Sunday 15 June 2014

A Realistic List of Ways to Be a Great Dad

I’ve noticed a lot of lists circulating this month about ‘how to be a great dad’. These lists are often absurdly idealistic. My parents both worked for a living, starting off dirt-poor and working crazy long days to get us comfortable. They are ‘salt of the earth’ people at their core, and they’re rough around the edges. I often describe myself as being raised by Klingons: a warrior race that prides itself on honor and a good fight. Maybe you’re the kind of dad that finds those endless lists of idealistic ‘dad rules’ to be helpful; but if you’re a normal human dad, maybe this list will better suit your needs.

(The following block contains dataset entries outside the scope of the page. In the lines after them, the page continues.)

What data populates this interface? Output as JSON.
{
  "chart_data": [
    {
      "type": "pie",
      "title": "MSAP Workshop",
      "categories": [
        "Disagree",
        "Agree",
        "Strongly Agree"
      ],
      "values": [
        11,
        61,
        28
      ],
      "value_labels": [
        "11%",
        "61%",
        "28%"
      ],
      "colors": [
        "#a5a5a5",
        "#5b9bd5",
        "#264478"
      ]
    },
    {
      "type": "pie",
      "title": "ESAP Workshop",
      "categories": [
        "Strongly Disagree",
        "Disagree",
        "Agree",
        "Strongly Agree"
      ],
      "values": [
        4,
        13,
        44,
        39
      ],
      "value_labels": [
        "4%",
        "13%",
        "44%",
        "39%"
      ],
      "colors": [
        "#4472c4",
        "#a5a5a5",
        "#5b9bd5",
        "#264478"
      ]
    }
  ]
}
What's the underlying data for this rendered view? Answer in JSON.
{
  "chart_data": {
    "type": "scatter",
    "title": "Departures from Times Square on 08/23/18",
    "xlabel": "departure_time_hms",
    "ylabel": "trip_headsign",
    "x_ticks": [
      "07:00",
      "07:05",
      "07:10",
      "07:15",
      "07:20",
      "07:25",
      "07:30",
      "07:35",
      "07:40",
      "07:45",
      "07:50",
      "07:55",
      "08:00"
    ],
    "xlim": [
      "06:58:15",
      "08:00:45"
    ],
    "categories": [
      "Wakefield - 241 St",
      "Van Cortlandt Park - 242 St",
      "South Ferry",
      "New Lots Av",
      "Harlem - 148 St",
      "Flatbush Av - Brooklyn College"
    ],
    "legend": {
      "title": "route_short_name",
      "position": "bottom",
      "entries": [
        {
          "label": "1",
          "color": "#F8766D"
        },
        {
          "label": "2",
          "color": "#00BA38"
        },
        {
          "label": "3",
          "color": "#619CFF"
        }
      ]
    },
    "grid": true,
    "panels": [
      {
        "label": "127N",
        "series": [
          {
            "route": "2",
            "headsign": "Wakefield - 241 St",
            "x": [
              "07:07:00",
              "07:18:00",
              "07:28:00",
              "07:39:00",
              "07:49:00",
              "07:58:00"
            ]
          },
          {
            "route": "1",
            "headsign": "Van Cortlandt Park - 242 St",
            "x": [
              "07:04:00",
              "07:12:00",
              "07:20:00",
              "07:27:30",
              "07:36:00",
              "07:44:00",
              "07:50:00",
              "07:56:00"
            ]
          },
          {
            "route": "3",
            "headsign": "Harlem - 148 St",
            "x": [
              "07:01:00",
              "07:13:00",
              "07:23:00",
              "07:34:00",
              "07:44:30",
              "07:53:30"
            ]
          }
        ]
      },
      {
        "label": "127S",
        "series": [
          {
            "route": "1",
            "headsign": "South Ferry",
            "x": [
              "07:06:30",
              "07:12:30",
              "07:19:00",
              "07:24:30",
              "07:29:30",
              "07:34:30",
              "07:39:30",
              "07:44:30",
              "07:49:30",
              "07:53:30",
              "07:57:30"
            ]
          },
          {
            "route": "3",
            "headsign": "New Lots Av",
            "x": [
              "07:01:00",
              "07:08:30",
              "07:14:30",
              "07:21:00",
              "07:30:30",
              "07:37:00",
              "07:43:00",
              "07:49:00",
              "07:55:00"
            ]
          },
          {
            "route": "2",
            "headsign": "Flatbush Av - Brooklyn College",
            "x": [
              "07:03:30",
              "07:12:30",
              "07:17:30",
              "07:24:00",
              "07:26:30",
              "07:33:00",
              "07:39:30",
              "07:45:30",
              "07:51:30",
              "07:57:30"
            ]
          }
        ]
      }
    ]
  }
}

1. Teach your kids to make their own fun. If you don’t have money for the newest automated kid gadget, give her a gas mask, a flashlight, and a little brother to terrorize. In fact, even if you do have the money for the newest gadget, stick with the flashlight and the gas mask.

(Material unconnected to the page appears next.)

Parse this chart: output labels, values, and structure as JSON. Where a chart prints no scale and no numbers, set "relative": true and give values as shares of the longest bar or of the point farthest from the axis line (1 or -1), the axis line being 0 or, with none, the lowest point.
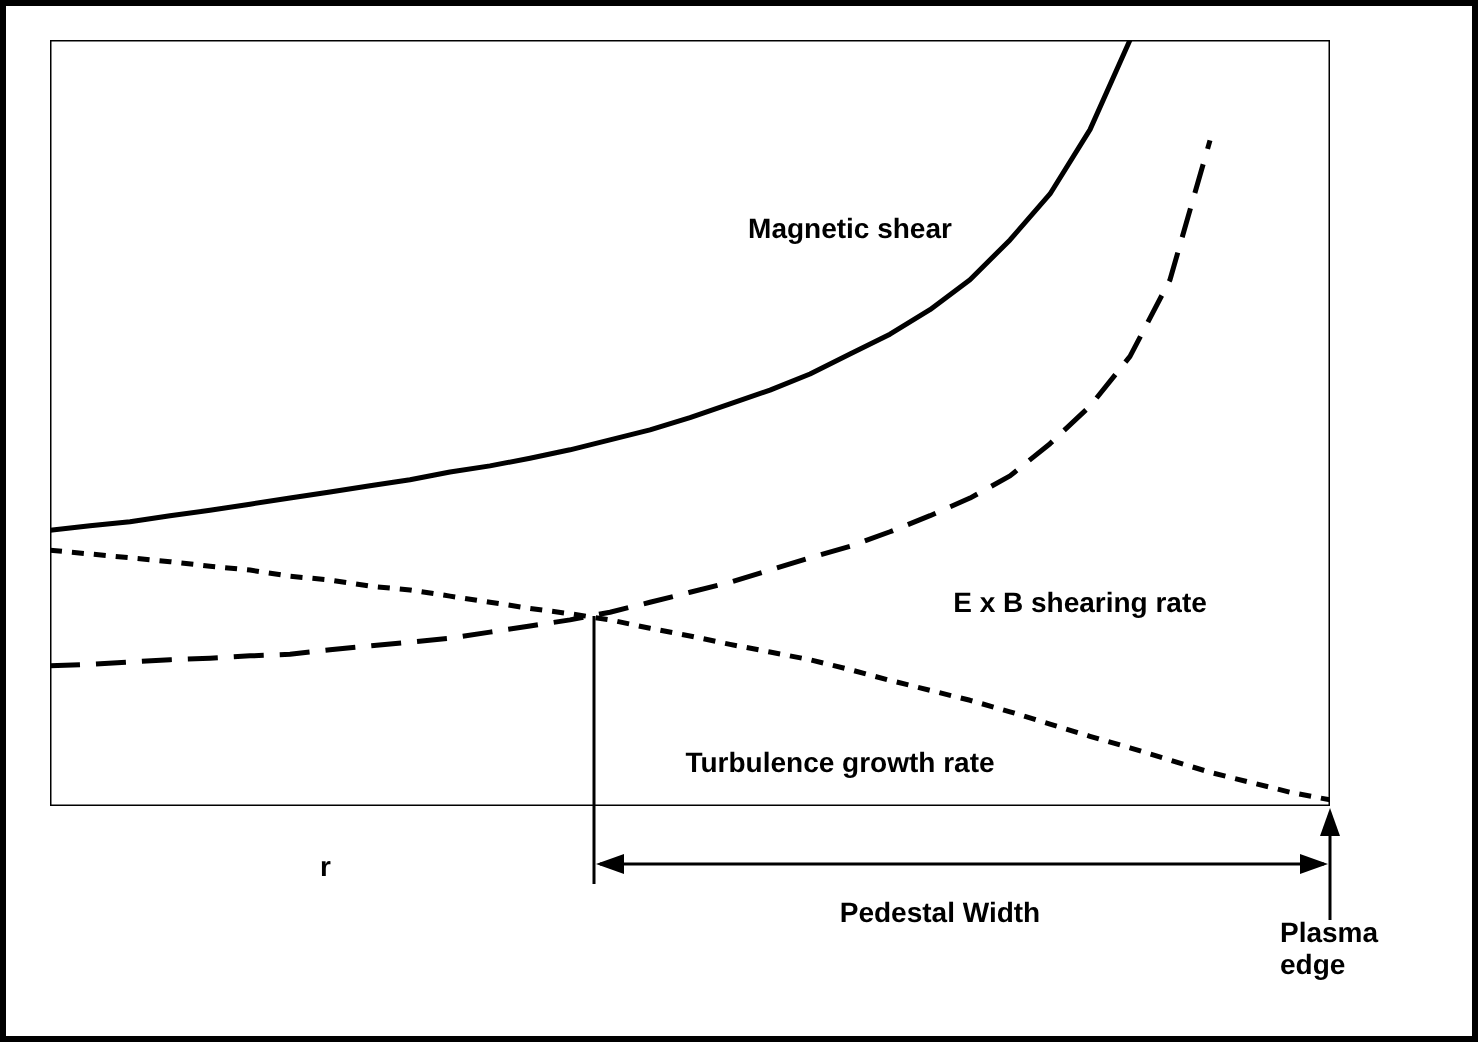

2. If you are a young family trying to make ends meet, be creative. Buy one MacDonald’s hamburger (the little kind), then share it in alternating bites between yourself, your son, and your daughter. Whoever gets the pickle is considered the winner. Meanwhile everyone gets a little treat.

3. If your kid asks you why Rocky Balboa is drinking raw eggs, explain it to her. If she then says she wants a raw egg too, give it to her. When she realizes it’s disgusting, be kind enough to let her throw it out.

4. Teach your daughter how to defend herself. Teach her also how to change her own tire, shoot a weapon, patch a boat, clean a fish, and drive a standard. Because knowledge is power and there’s nothing you should only teach a son, and Daddy don’t raise no damsels in distress.

5. Sing in traffic: make up songs to express your frustration with the bad drivers around you. If you’re lucky, you’ll one day hear your own daughter singing, “Sucking my braiiiiins directly out of my asshooooole” just like you did.

6. Always answer the ‘why’ questions, even when your kid is a teenager. Even if it takes six hours and it’s a fight between the two of you.

7. Put aside the kid shows, kid music, and Disney movies, and watch real movies with your kids. Cover their eyes when necessary but watch them anyway. Play classic rock and classical music. They’ll grow up lightyears ahead of the other kids in terms of wit, intelligence, and emotional literacy.

8. Get festive. Dress up like the Grim Reaper on Hallowe'en and chase the neighbourhood kids. Make potato spiders and drop them from a pulley system onto the trick-or-treaters. Basically, be a kid but with all the resources of an adult.

9. At bedtime, read to your kid the novels you’re already reading, yourself. She won’t understand everything that Terry Brooks or Isaac Asimov is saying, but she’ll feel like you respect her intelligence and she’ll develop a hunger to understand all the words.

10. To make housecleaning more enjoyable, blast the “Les Poissons” song from The Little Mermaid on full volume and have everyone sing along. For the rest of your kid’s life, doing chores will be a happy thing.

My experience has been that it’s not about the quantity of time, but the quality of time that you spend with your kid. And it’s often the things you didn’t know were ‘lessons’ that will stick in your kid’s brain. You don’t have to be Superman to raise a good kid; just aim to be unique, true to your values, and creative. The rest will work itself out.